TLDR; I don’t know if I am in love with the man I married after being together a few months together. But I hope I’m building something and eventually everything will fall into place. Am I crazy?

5 comments
  1. All I can say is you might be right. It feels like a marriage of convenience, something that is comfortable so you stay. As a male I didn’t learn to communicate, or how unknowingly selfish I was until my 30s. Met SO when I was 36 or 37 after many failed long term relationships, ad were madly in love. When I get home from work, she’s work from home, I get a huge smile and hug. We go for a walk and talk/joke about our day while we walk a few laps. There’s tons of joy, so my heart aches for you. I personally feel SO MANY PEOPLE get into relationships, get married, and have kids before really figuring out who they are, what they truly want, and how to get those things. I took me a long time to realize my communication skills SUCKED. I had to focus on those and work on them.

    I’m just so happy around her. Don’t get me wrong we both love our alone time and some nights she’s in her office playing video games until 9pm ornlater, and I’m on the couch playing mine. Other nights were watching movies while I rub her feet, or she’s giving me back scratches. I just couldn’t be more happy.

    I hope you find your way to that. I’ve found most people don’t. Most are in bad relationships that should have ended long ago.

  2. Personally, I think marriage counseling would be a good idea.

    Having kids is actually pretty hard on a relationship. It sounds like you only dated a short while, and then you guys rushed through all the exciting stuff in a relationship (choosing to be together, moving in, planning a wedding, the excitement and hormones of the pregnancy, etc). It’s super easy in all that excitement to be focused on the next thing and the next step and lose focus on the foundational relationship building. Then the baby comes. More hormones. Sleepless nights. Then you mentioned his stress at work and sick family (ie: life also happening). I think most couples in these hectic times lean back on their memories and shared experiences from their dating days leading up to that point. You don’t have a lot of that “careless” foundation to lean back on. And it’s again easy to focus on the details of the day to day and all that needs to be done.

    It sounds like the two of you have been doing amazing and that you found a good partner. Perhaps what you need now is to get back to that foundation building and “date” again. Of course, that’s harder with a child.

    Personally, I think marriage counseling would be a great first step before you go ahead and flush the relationship.

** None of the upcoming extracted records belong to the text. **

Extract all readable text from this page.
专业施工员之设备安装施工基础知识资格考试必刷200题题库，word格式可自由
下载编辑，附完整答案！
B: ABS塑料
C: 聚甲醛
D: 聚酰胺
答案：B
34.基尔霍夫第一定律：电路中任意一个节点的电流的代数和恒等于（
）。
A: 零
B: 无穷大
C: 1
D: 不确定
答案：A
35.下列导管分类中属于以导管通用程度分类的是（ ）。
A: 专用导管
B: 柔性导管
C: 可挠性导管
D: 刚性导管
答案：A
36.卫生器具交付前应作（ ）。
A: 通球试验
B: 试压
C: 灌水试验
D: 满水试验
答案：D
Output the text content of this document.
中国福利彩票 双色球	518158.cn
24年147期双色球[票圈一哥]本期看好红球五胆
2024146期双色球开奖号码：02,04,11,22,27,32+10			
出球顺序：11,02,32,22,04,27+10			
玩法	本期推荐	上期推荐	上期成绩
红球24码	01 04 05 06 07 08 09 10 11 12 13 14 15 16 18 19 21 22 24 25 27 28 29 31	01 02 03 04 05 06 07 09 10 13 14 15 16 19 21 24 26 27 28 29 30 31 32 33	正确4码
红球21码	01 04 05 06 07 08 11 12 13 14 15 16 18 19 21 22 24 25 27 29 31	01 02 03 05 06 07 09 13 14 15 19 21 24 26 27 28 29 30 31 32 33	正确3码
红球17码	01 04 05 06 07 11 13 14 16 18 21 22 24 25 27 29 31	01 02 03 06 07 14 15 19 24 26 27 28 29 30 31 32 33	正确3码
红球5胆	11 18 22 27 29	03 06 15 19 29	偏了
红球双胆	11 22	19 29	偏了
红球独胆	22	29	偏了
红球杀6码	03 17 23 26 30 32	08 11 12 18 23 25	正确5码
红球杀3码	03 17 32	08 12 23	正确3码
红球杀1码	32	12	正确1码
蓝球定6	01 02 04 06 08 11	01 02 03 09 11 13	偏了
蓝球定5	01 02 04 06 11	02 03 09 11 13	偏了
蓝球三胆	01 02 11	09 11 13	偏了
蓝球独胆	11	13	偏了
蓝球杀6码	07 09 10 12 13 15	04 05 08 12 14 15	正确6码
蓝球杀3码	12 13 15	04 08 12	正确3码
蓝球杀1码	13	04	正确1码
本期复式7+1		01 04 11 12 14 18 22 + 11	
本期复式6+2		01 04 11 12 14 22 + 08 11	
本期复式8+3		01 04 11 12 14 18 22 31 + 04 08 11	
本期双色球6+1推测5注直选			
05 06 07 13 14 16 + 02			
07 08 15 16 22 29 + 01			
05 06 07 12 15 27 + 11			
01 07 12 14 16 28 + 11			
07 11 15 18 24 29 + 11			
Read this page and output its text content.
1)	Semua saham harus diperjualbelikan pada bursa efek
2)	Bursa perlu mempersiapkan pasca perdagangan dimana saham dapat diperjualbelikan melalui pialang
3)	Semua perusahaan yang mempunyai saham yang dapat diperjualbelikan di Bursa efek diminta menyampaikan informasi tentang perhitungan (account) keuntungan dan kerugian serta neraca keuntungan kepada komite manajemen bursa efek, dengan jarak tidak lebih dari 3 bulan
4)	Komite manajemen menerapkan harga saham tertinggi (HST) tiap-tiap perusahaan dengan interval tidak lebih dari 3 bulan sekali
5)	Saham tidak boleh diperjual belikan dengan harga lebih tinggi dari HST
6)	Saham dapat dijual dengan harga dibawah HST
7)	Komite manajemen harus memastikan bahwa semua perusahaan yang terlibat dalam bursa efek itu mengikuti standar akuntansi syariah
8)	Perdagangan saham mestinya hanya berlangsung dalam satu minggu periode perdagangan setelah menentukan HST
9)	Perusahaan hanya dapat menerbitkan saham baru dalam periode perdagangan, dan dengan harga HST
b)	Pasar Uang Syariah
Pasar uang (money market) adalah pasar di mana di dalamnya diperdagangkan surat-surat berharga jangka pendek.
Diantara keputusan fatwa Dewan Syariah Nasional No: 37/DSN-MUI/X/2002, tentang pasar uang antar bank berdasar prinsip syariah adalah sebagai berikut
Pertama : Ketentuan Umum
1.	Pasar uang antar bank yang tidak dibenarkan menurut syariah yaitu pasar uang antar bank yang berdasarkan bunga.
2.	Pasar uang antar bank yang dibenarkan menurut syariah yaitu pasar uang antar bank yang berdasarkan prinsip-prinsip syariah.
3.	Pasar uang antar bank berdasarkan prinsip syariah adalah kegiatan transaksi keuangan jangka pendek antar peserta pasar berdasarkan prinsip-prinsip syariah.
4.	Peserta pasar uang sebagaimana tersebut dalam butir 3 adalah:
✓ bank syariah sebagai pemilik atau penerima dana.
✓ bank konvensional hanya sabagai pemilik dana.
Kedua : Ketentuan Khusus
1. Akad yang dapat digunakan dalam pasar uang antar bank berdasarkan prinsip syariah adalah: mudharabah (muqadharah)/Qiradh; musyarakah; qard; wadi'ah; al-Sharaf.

  3. It is well documented through centuries (if not millennia) of literature that that feeling, that effortlessness, goes away. The phenomenon of being in love is just novelty and hormones and lasts just long enough to get us together and get some members of the next generation produced. Everything after that is on us. It’s not the dryness you feel now that’s the phase, it was the bubbly excitement you felt before.

    True love is spiritual and rational. It is an act of will. Every day you wake up and choose this other person: “this is my partner; this person’s wellbeing and happiness are coequal and indelibly connected to my own”. It is a kind of discipline which is why we refer to it as a commitment.

    If you are truly committed and you do put forth the effort, than it will get easier again. Instead of the involuntary effortlessness you miss now, that of being pulled along involuntarily by a current of desire, you will find a new effortlessness. It will be a kind of zen kung fu mastery, the effortlessness of a well founded habit or well developed skill… and in that is a much deeper pleasure and joy than you are lamenting now.

  4. You (both) chose this by committing to someone you’d known for three months. If you both work hard on it you can probably make a happy marriage together. I’m not sure why you would though when you could actually marry someone who you do love and who does bring you joy. If you stay together your child will grow up not knowing what actual love looks like. This can set them up for a lifetime of dysfunctional relationships – I know this from experience.

  5. let him go be good, caring, responsible, loving and dedicated to someone else. you go find joy.